シュンの言葉を一人、遠く離れた場所で聞いていた青年はぐっと拳を握り締め、研究所へと向かった。
「榊のおっさん。ハヤトが生きている可能性は?」
「正直に言って五十パーセントぐらいだね。神機の一部分が見つかっただけじゃ本当に戦死とは思えない。これでもし腕輪と神機が見つかってしまえば、七十パーセントに跳ね上がるけど」
「十分だ」
自分の無力さを嘆くのは、あの時に済ましたと言わんばかりに堂々と研究所を出たソーマの胸中にある思いは一つだけ。
――ハヤトは絶対に生きている。
人一倍努力家で、誰よりも成長速度が早く、たった数週間でオレらと同等の力を手にしたあいつなら絶対に生きていると考えたソーマは、早くあいつを見つけてやろうと今日もまた、アナグラを飛び出していった。
同時刻――。
ソーマと同じく動き出したひと組がいた。
「……サクヤ。俺の話を聞いてくれ。おそらくハヤトがいなくなったあのミッションでの狙いは俺を殺すことだ」
「えっ……? なんでリンドウを」
「……それはまだ言えない。けど、遠からず俺も動き出す。だから、お前は俺を信頼して欲しい。俺の身に何が起きても動揺せずに皆を纏めてくれ」
「わかったわ。まだ、何が起きてるのかきちんと把握は出来てないけど」
誰の目にも届かないぐらい遠いエリアにて、これからの予定を話すリンドウとサクヤの二名。
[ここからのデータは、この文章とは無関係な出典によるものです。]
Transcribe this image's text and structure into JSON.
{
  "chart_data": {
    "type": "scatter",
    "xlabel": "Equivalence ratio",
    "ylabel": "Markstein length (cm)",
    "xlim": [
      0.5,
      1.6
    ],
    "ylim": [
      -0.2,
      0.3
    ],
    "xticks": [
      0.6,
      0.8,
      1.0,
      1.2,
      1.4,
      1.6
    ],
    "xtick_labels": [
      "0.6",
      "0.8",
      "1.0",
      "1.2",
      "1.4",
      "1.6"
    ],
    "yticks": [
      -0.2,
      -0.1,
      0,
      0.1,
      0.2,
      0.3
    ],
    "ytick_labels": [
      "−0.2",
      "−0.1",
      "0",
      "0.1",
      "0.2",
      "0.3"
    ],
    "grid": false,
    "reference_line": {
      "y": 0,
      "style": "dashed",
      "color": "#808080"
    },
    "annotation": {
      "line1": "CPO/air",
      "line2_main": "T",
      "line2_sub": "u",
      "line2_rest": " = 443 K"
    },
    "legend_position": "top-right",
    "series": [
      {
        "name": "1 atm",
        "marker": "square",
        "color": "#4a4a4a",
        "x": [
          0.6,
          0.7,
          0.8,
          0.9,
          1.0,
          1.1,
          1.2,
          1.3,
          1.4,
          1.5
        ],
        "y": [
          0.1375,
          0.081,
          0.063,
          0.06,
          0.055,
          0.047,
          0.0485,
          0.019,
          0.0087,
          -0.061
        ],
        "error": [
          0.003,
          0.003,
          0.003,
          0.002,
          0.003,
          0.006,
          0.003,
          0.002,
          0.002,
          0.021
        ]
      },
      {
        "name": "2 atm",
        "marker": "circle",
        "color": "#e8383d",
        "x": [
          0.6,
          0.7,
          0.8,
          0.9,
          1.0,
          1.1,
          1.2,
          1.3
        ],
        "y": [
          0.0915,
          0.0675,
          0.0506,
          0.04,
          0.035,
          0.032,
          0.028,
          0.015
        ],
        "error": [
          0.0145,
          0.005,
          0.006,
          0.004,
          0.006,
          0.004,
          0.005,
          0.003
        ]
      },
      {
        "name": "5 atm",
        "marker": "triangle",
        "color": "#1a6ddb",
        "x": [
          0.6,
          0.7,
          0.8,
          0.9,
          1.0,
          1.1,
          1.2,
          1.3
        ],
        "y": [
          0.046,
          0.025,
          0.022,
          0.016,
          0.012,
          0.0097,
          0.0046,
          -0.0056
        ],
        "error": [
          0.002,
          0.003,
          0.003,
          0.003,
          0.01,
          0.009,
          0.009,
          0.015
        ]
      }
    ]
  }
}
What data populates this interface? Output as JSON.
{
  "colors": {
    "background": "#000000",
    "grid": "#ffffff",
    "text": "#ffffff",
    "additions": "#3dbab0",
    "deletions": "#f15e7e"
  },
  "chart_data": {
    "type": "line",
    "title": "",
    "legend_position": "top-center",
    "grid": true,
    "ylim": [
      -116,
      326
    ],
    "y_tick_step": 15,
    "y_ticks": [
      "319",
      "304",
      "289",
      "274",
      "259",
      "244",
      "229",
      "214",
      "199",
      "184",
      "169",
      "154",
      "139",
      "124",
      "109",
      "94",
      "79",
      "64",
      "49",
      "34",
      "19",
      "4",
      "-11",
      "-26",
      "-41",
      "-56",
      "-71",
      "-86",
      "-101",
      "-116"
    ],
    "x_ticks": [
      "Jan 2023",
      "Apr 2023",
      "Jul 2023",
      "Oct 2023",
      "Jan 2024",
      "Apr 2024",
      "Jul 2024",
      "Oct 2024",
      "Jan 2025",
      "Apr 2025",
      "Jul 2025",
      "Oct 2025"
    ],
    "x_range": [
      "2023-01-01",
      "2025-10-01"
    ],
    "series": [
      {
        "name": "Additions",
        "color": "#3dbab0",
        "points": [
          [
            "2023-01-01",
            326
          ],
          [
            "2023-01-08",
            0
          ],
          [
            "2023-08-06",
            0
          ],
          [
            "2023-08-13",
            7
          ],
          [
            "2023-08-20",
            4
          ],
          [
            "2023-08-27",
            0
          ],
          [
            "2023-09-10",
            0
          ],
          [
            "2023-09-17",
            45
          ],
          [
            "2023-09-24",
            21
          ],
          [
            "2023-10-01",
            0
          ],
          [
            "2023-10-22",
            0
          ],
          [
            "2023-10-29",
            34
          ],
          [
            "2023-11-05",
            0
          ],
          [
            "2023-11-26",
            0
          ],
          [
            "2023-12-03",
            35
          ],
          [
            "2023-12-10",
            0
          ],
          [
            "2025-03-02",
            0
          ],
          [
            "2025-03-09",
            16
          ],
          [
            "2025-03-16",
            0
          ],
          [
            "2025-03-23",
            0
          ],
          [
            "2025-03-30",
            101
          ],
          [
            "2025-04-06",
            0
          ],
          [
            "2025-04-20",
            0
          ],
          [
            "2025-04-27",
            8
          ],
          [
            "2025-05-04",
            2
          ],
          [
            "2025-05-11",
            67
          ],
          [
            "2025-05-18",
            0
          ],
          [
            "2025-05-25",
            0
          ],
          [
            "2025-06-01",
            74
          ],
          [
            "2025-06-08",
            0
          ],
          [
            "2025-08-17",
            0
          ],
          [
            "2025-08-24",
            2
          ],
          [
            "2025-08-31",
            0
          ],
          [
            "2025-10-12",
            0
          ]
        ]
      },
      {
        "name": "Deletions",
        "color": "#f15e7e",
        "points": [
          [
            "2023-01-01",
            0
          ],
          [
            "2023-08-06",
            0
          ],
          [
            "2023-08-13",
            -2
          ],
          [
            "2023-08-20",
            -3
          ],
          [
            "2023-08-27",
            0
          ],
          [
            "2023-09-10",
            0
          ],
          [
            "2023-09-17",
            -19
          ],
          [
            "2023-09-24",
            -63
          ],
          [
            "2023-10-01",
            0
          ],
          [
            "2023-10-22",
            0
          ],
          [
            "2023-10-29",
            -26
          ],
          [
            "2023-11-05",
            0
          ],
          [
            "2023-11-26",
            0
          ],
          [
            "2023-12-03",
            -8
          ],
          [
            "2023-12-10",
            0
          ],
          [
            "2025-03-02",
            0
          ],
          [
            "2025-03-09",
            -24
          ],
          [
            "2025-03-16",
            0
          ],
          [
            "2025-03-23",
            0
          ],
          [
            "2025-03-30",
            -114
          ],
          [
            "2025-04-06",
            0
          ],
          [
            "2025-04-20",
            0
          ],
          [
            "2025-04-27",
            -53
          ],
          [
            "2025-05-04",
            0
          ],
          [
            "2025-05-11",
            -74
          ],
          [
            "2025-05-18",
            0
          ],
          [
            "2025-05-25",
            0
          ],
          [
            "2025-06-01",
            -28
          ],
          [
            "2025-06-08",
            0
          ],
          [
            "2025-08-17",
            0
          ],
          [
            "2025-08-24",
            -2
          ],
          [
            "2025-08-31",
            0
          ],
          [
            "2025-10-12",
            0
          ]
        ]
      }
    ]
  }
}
ハヤトは戦死したと言われているのに、死んだと言わない二人も内心では絶対に生きていると考えており、過去のことを悔やんでも仕方ないと未来を見通すことにしたのだ。
彼らが動き出す時こそが、勝負の刻――。
彼らの前に現れたアラガミがいたが、見事な連携によってロクな抵抗も出来ずに食い殺されたのは余談である。